The council advanced the ordinance on Jan. 20 in a 12-0 vote, with Councilmembers Bob Blumenfield, John Lee, and Curren Price absent, and did it without any public debate, according to the Daily News. That report also notes the City Clerk was instructed to place the ordinance on a City Council agenda for final consideration no later than Jan. 27.

Rodriguez pushed the issue after public concerns

Rodriguez first introduced the transparency motion in August and renewed her push after public testimony raised alarms about undisclosed talks between commissioners and elected officials, according to The LA Reporter. She appeared before an ad hoc committee on Jan. 17 and told commissioners she wanted ex parte communications formally logged so residents could see who is trying to shape the charter rewrite.

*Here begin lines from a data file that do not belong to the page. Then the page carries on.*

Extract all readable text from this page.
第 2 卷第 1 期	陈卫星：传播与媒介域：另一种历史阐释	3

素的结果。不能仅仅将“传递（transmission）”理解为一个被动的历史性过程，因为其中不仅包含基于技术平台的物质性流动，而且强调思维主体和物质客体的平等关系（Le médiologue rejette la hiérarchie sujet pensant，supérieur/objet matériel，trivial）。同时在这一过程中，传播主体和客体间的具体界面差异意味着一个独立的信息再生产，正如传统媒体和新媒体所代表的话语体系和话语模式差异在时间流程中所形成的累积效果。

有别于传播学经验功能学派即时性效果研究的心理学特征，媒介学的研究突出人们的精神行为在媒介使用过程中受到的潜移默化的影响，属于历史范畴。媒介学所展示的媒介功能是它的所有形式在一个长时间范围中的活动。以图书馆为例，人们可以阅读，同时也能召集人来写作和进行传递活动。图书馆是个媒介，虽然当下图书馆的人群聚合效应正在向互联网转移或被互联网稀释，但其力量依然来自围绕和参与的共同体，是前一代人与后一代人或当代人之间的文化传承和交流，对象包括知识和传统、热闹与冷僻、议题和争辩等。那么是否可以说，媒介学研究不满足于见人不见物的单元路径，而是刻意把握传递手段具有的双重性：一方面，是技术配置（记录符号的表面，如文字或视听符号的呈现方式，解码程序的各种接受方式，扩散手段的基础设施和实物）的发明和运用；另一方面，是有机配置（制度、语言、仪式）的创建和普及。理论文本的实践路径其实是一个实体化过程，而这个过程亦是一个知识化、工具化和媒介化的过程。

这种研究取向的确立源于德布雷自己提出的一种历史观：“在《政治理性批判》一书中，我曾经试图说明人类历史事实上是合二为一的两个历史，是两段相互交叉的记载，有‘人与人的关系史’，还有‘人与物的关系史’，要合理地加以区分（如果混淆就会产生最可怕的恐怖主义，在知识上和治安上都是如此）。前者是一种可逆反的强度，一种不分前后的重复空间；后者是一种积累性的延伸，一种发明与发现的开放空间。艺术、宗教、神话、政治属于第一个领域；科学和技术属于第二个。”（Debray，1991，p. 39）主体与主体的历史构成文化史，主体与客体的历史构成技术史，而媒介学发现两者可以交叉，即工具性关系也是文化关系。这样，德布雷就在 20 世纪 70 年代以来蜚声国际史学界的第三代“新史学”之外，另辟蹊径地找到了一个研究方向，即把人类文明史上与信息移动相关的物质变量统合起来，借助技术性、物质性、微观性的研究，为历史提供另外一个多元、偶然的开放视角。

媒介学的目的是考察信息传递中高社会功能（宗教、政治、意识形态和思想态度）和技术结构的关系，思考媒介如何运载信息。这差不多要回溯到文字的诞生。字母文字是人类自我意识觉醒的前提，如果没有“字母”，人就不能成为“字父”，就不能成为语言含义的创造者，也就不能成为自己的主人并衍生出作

What the rule would require

The proposed amendment would require commissioners to disclose private meetings, phone calls, or emails with elected officials or their staff, bringing those disclosure rules in line with the standards that already govern the city’s redistricting commission, the Daily News reports. Rodriguez told reporters the change is written so that violations are treated as civil offenses rather than criminal ones.

Timeline and next steps

The Charter Reform Commission, created in August 2024, has been holding topic-focused committees across the city. Its schedule lists an ad hoc committee meeting on Jan. 17 and a full commission town hall set for Wednesday, Jan. 21, at Van Nuys City Hall, 14410 Sylvan St., according to the Charter Reform Commission website. The panel is working on a tight clock: commissioners must deliver proposed charter changes to the City Council by April 2, 2026, LAist reports.

Why it matters

Backers of the new rule say it will cut down on backroom influence and spell out which officials or advisers are driving key proposals. Some advocates, though, caution that aggressive disclosure requirements could unintentionally discourage legitimate outreach to experts and community organizations.

The commission itself was created in the shadow of multiple City Hall scandals, including the leaked racist audio that set off a political firestorm in 2022. The fight over disclosure lands squarely in the middle of efforts to rebuild public trust, as documented by the Los Angeles Times.

What to watch next

In the near term, the action is procedural. The City Clerk still has to slot the ordinance onto a council agenda for a final vote by Jan. 27, and the commission’s Jan. 21 town hall could signal how strictly members expect the rule to be interpreted and enforced. If the commission finishes on time, the council could send charter changes to the ballot and let voters weigh in as early as November 2026, LAist notes.

Legal implications

By classifying violations as civil instead of criminal, the amendment appears aimed at creating a public-record remedy without opening the door to criminal prosecutions, although it could still involve fines or administrative penalties depending on the final ordinance language and how it is enforced. Watchdogs and legal observers will be combing through the finished text and implementing rules to see whether this actually reins in undisclosed influence or simply adds another disclosure form to an already crowded stack.